May I make friendship with you

I switch on my newly bought powder blue laptop, and find my e-mail inbox is flooded with dostana messages.

From our online archive

Frienship's in the air.

Colourful strips of wristbands welcome you at every gift shop; there are placards at shopping malls inviting you to loosen your purse strings for your bestest buddies.

My cellphone’s inbox, like anybody else’s, is full with Friendship Day messages. I switch on my newly bought powder blue laptop, and find my e-mail inbox is flooded with messages that have an overdose of dostana bytes. Oh boy I don’t even know half of them (or it could be a memory lapse, who cares) but they do know me for sure. I have passed out of school and college too, but this fan following just doesn’t seem to stop.

Ding dong… (the door bell rings). I hope it’s not the bills.

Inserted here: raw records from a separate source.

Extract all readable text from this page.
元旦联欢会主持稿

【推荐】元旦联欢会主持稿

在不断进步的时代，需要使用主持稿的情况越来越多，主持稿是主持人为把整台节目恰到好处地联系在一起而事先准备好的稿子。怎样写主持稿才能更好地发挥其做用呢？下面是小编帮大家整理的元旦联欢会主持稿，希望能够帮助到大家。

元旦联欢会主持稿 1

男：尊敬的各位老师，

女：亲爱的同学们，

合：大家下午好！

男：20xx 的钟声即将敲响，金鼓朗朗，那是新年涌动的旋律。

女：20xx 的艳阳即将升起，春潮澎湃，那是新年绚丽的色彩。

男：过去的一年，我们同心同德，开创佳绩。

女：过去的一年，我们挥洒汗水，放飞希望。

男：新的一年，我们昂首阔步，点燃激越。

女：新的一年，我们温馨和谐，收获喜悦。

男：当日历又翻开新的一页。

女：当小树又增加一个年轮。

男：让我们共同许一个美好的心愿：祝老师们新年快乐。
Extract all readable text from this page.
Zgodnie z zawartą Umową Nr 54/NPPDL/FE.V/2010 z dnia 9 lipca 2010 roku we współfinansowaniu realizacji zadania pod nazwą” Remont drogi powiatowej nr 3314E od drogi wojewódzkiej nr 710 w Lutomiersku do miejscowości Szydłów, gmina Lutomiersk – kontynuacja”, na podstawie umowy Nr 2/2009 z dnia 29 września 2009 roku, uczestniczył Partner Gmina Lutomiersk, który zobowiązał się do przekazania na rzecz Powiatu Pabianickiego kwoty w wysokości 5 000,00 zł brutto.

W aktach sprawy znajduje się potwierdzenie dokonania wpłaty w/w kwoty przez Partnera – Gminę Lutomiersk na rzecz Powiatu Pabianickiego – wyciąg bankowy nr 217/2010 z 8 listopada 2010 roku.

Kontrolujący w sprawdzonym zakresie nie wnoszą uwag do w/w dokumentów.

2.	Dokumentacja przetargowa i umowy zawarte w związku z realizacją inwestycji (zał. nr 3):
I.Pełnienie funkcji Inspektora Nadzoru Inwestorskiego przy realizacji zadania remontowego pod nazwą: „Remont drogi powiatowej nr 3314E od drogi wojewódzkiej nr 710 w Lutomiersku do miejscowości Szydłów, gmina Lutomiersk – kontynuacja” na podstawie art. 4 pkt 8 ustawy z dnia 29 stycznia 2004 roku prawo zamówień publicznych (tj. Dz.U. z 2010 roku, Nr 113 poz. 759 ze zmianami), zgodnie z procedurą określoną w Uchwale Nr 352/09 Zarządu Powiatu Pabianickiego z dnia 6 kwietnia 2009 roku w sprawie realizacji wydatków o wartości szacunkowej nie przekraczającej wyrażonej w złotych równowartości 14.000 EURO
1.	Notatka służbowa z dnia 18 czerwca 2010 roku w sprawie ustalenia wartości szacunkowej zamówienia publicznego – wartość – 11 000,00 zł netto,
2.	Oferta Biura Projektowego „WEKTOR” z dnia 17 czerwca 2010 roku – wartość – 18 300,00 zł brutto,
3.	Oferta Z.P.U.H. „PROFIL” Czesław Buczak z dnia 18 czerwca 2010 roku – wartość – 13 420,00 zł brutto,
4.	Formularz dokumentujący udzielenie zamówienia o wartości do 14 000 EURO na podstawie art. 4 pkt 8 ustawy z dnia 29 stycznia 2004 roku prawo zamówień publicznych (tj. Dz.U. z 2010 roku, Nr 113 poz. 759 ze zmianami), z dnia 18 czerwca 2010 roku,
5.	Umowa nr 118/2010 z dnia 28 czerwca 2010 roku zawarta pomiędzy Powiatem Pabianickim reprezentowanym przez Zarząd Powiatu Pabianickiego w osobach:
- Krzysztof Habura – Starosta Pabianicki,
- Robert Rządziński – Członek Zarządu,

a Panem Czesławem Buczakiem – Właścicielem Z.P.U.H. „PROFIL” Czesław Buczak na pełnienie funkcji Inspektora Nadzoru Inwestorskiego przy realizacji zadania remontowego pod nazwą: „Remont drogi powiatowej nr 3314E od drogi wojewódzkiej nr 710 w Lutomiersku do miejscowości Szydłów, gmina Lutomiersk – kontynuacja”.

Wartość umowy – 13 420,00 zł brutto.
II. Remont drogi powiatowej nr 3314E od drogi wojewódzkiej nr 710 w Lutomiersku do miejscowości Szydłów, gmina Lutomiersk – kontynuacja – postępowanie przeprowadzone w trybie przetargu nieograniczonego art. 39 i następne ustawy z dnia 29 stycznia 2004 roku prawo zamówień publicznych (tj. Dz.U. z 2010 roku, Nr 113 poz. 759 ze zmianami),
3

“Courier for Miss Sandhya,” the man at the door says staring lecherously at my satin spaghetti dress. “She’s out of town at present,” I tell the rogue sternly, pulling my unkempt hair towards my bosom.

I wouldn’t dare to show off my lovely tresses in such a condition but all to save the gorgeous me from that ugly stare.

“How is she related to you miss …?” he enquires in a typical B-grade desi investigative television show-inspired tone.

I couldn’t figure out his interrogative stress — was it for the relation thingie or did he want to know my name? Whatever. How does it matter anyways? As if the wannabe undercover CID guy is going to verify my relation status with the actual mail recipient for a stupid mail. “She is my roommate, bhaiya.” OMG, what’s happening? Please forgive me from committing such dreadful sins, that too within minutes. First, a style disaster, and, now the so very mass-ie way of addressing this man — ‘bhaiya’. Thank heavens nobody heard me utter that.

“Madam?” “Yeah bhaiya.” Oh no, not again! “Please sign here. Also mention your cellphone number. He finally gave me the mail with a special greeting attached. No, not the usual thank you or good day; you wouldn’t even guess in your wildest dreams, he wished me “Happy friendship day.” I almost got a heart attack, didn’t you? Oh, how much I wished it was raksha bandhan ! By the way, let’s see what my roomie has got today. Nope, I am not reading her mail. I am grown up gal, uhh… but what’s the harm in getting a little naughty, a little childish sometime.

Let’s open it. Gawd! What a tacky friendship band.

Thankfully, it’s not going to adore my lovely wrist. And what does the note say, “Can I make friendship with you?” Someone kill me, please! I definitely received better stuff even in junior school. Oh boy, after all this I deserve a good splurging session. Only my Gucci and Chanel friends can save my day!